The next two days were not nearly as enjoyable as the previous two. On new years day, we could barely function, more out of tiredness than being hungover. The novelty of the treehouse was wearing off, the beds were uncomfortable and at night time it was like sleeping in an igloo it was so cold. Several hours of New Years day were spent watching Friends, that was the highlight of the day! Byron on the other hand found his form on the morning of New Years day, he partied so hard he came back in the evening with ideas of changing his plans to go travelling with Guy and Ben because he wanted to “have fun” and “party”, he was very very very drunk. Andy was mad. Diarmuid and I weren’t so much mad at Byron, it is hard to be mad at him, he’s such a nice guy, we were just so confused, a day of drinking and he had a new itinerary for January. He of course crashed in the evening. After dinner I was hunting for a companion to watch the Liverpool game with. I did head to the Irish pub nearby and was enjoying the first 15 minutes when a strange thing happened. The pub closed. An Irish pub closing at 10.15. An insult to our great nation. Byron came out with me to watch it somewhere else and we talked about how mental he was, but he seemed set on his plans. The next morning he woke up and realised he is an idiot. Below he is pictured almost passed out and wondering where he was the past 24 hours. He apologised to Andy who had already considered coming with us for the next few weeks. And then we had to say goodbye to the lads, which was really shit. Despite some antics from Byron, we had a great time with them once again and if it wasn’t for them we wouldn’t have even been in Vang Vieng for New Years.

At this point, the novelty of the treehouse was dead. I had to get out. I told Diarmuid I needed to move into a nice guesthouse in town or I would go mad. The lack of sleep, the lack of hygiene and the lack of warm water was getting to me. And thankfully Diarmo agreed, he had barely slept in days! We had been away 7 weeks, so used to living out of a rugsack.. but still pontsy city boys at heart. So for an extra €6, we got a really nice room with a balcony in the town centre. The greatest shower and night’s sleep of my entire life. But the next morning we learned one of the most valuable lessons about Laos. Do not trust the ATMs, they break down. A lot. So every one in town was broken and we  still had to pay for the hotel before we left. Guy saved us.. he paid for our hotel as he was coming to Luang Prabang with us and said we could pay him back whenever. Legend. He believes in good karma, on this day he said we got good karma. We left Vang Vieng behind, what a great few days, but we needed a serious detox.


3 thoughts on “Tubing. Vang Vieng. Epic.

  1. Hi, I’m thinking about travelling to that area next year. What time periode is good to travell there? Is the weather between July and the beginning of September alright?
    And how old should you be to visit that place? I turn 19 next year.

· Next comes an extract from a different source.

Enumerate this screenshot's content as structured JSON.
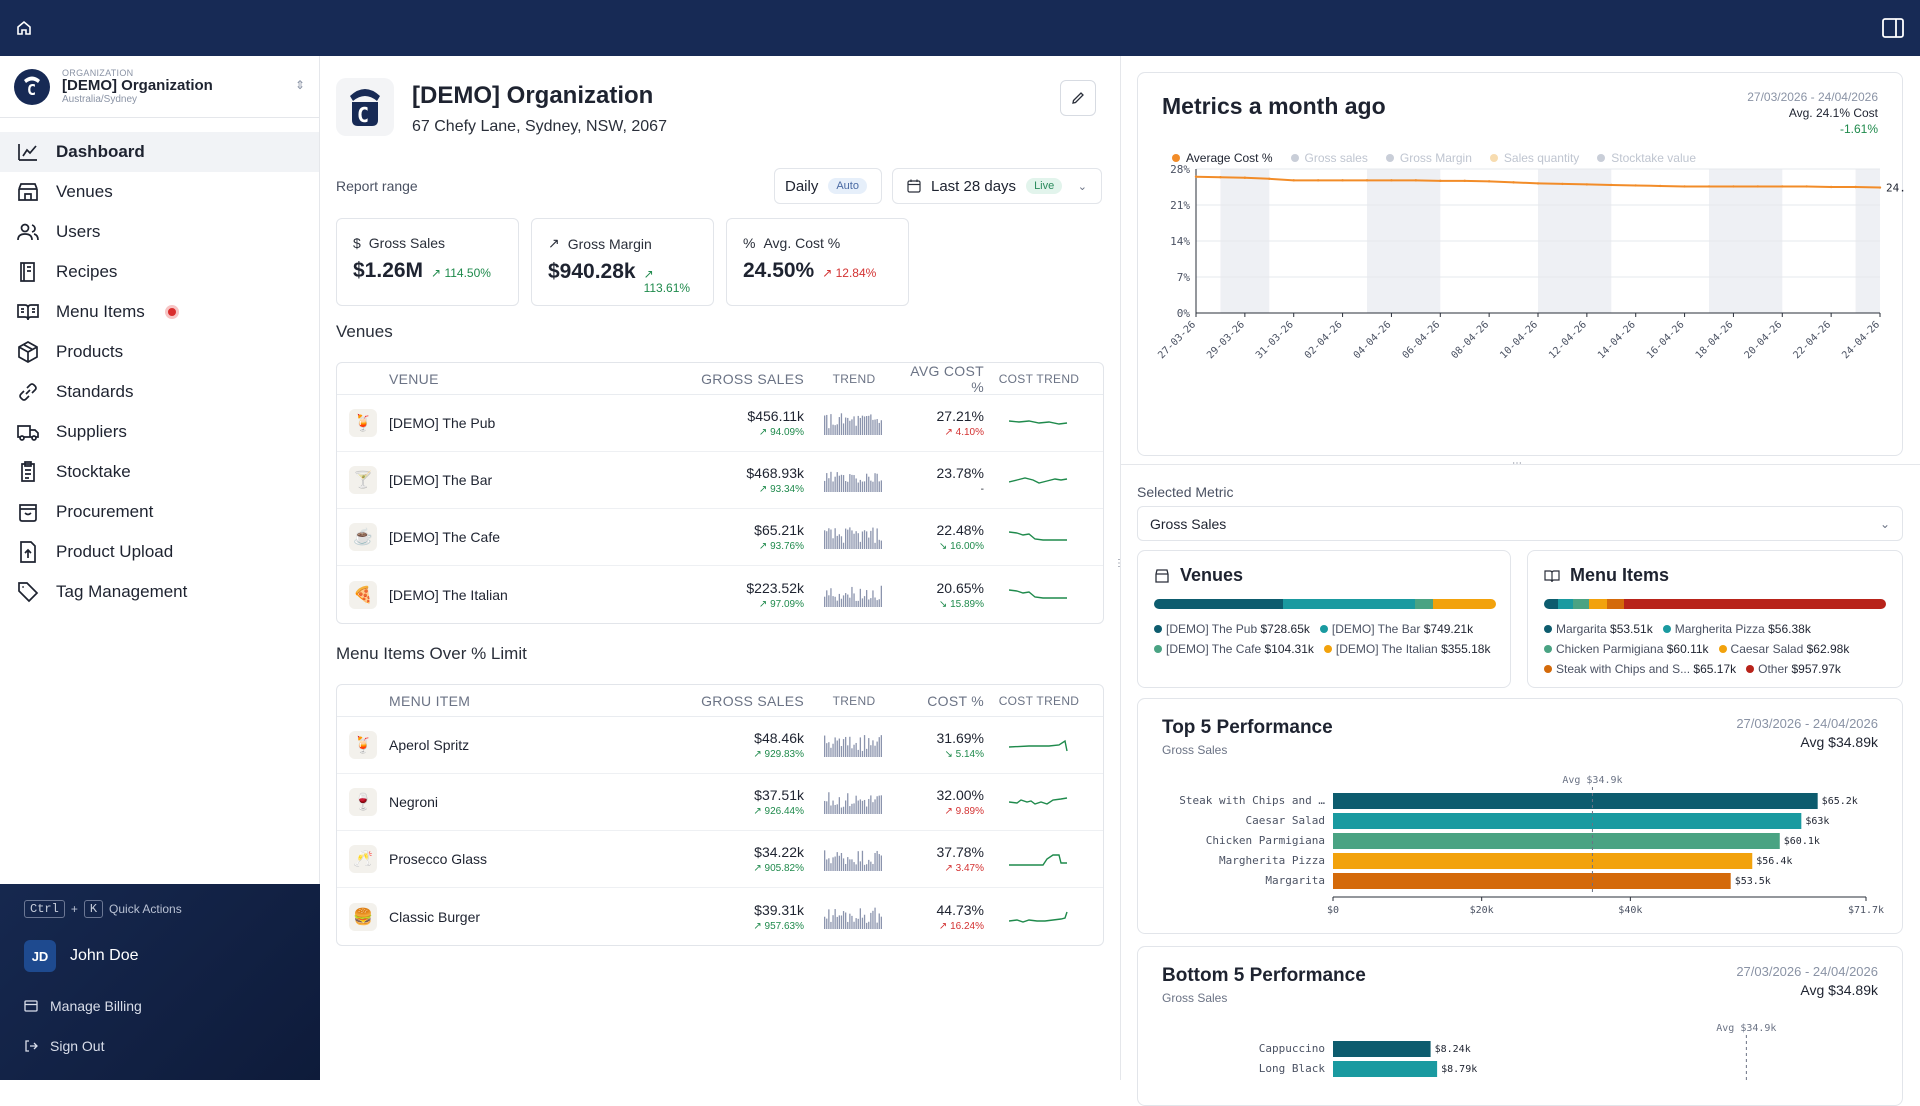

    Thank you very much for all these information!
    Best regards from Germany

    1. Tom,

      It has come to our attention that Tubing isn’t what it was I’m afraid, last we heard is that the Laos government have been clamping down on it! Check to see if there is any newer information out there before you plan your trip to Vang Vieng as it could be a wasted journey if you are expecting to tube!!